A l’autre bout de l’atlantique, des personnes crée le téflon qui sera l’un des éléments les plus toxiques existant actuellement. Dans la société DuPont qui produit le téflon, une autre personne va faire en sorte de repousser au maximum l’interdiction de cette molécule sachant pourtant qu’elle est hautement toxique. Chez Volkswagen on décide en connaissance de cause de truquer les calculateurs moteur pour faire croire que votre fidèle et solide voiture « deutsch qualitat » ne rejette que de l’oxygène, oui le Co2 c’est de l’histoire ancienne !
Chez les GAFAM on embauche des développeurs près a tout, car trop fiers de travailler pour ces « prestigieux » mastodontes de l’informatique, pour servir leur grand seigneur en leur offrant leur supra intelligence de singe savant tout ça pour… piquer les données de vie privé de leurs utilisateurs ! Et ils acceptent ça sans broncher, on l’aura deviné.
Vous allez au supermarché faire vos courses et vous ne pouvez plus échapper au BIO, hier marginal aujourd’hui si simple à acheter, que l’on croirait que Monsanto à fait faillite. Ces mêmes lobbies, derrière lesquels des humains travaillent, pour que le BIO ne soit plus qu’un label parmi d’autres… tout aussi remplis de pesticide évidement. Au détour d’un rayon vous apercevez les marques tristement célèbres de lait en poudre du groupe Lactalis, pleines d’huile minérale mais que cet industriel ne daigne pas retirer de la vente parce que « faut pas gâcher ».
Et puis il y a Frank Blanchet logisticien de son état qui lorsqu’un passager clandestin est trouvé sur l’un des porte container dont il a la charge, décide tout naturellement de le passer par-dessus bord… parce que sinon ça coute cher de le ramener chez lui, vous voyez le genre…
C’est ça l’histoire de « Ceux Qui Travaillent », tous ces Hommes qui prennent des décisions humainement discutables, en toute connaissance de cause, juste pour assouvir leur confort et éventuellement ceux de leurs proches. Les « autres », les victimes, étant finalement la raison de leur « travail ». Parce que oui, vous l’aurez compris, derrière chaque exemple qui étaye cette critique il y des humains, des femmes et de hommes qui ont pris ces décisions, elles ne sont pas fruit d’une erreur mais bien d’un choix conscient.

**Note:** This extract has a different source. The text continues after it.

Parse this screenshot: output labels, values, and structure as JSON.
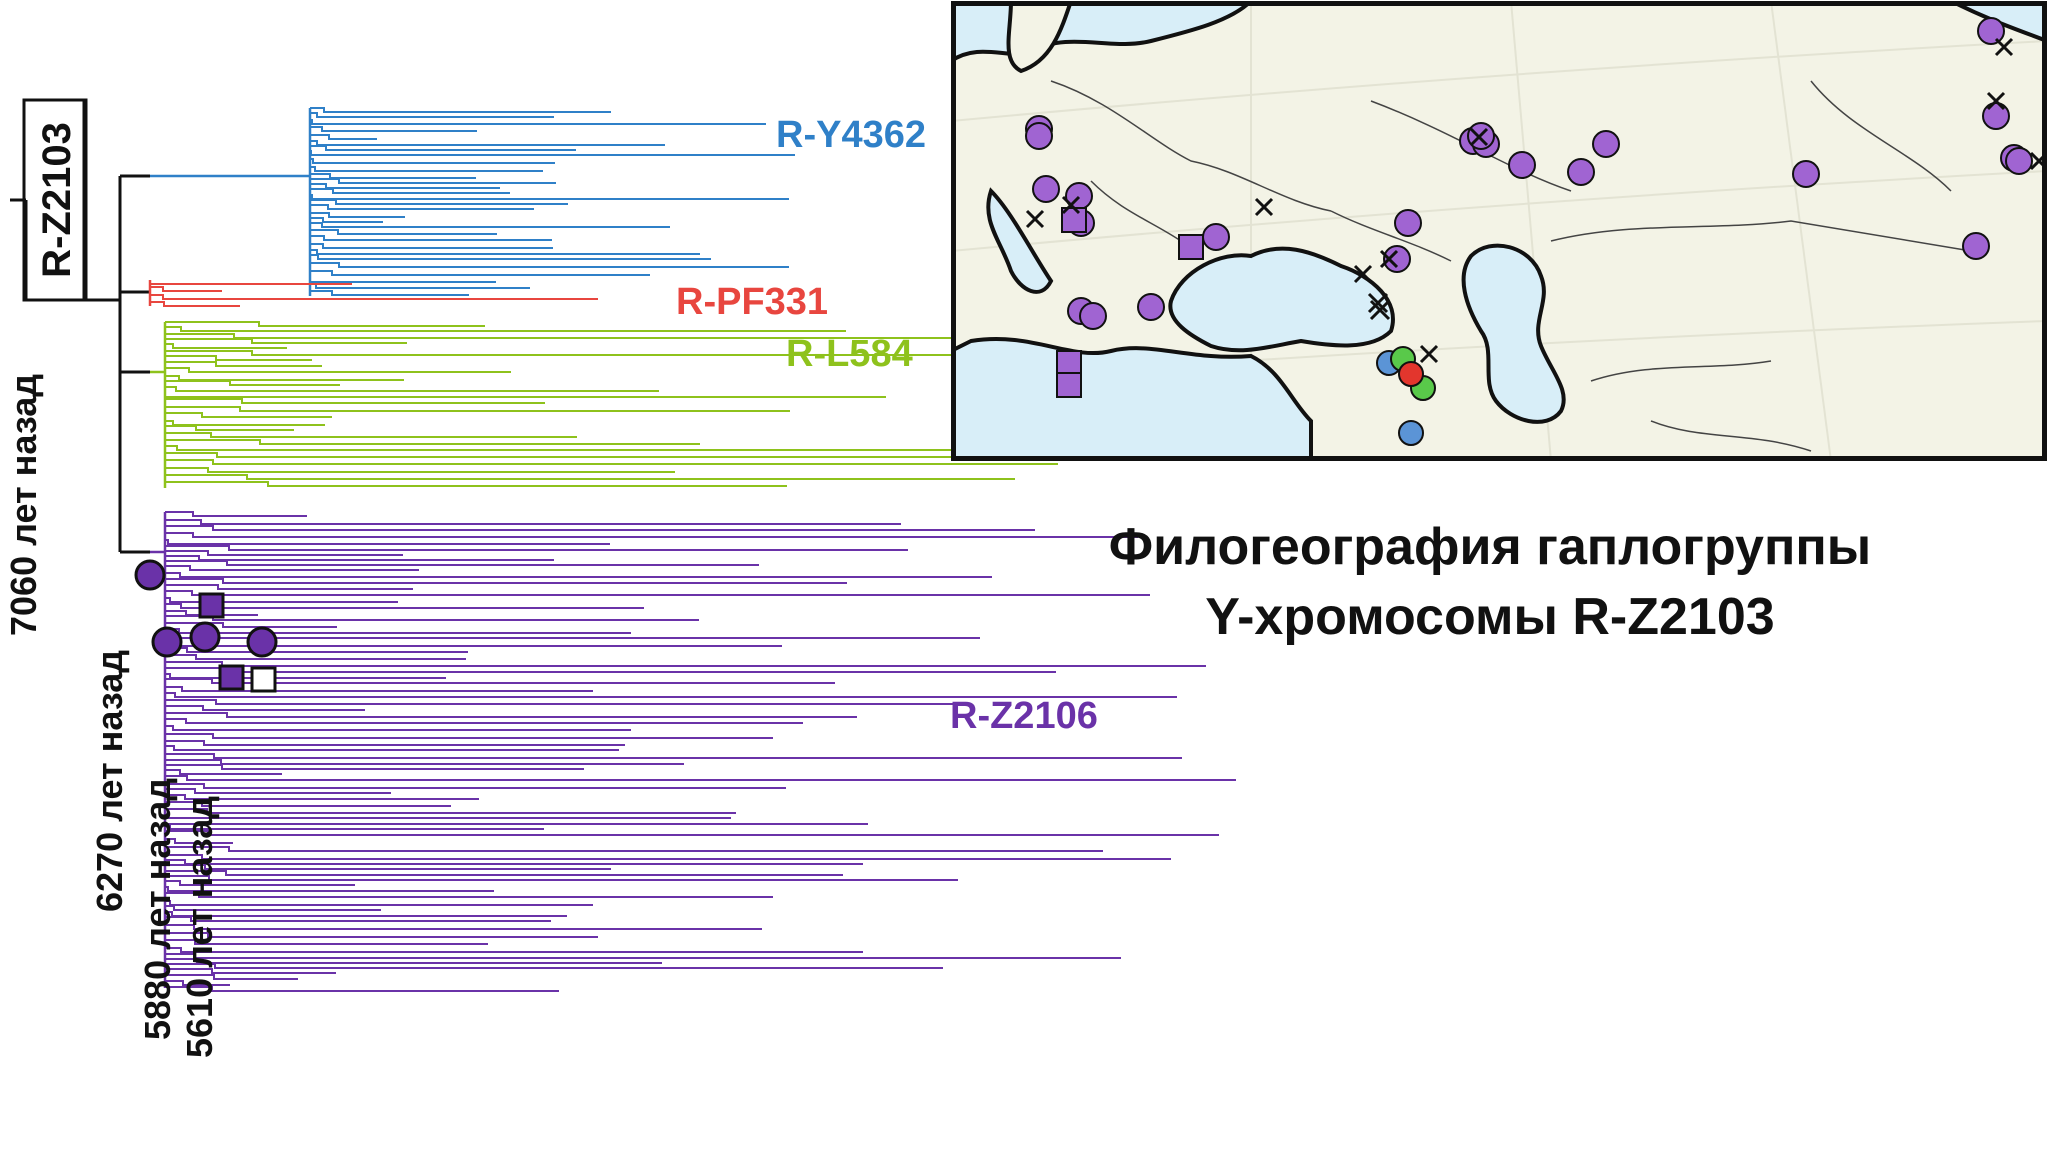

Alors je ne peux pas entrer dans la tête de ces personnes, et ce n’est pas l’envie qui me manque, pour savoir pourquoi elles font ces choses abjectes. Toutefois ce film tente de lever un peu le voile sur les secrets inavouables de ces travailleurs « méritants » que l’on glorifie sur l’autel de la méritocratie… tout en gardant un silence de plomb quand il s’agit de cacher ce qu’est vraiment leur métier. Toutes ces choses inavouables, qui méritent un salaire de compétition, une piscine, un Iphone 42 et tout une tripoté de gosses de riche vivant dans une insouciance aussi crasse que ne l’est le métier de leurs parents.
PS : j’évite le point godwin mais ça m’a démangé fortement. Ça m’aurais évité d’en écrire une tartine, parce que plus démonstratif… malheureusement.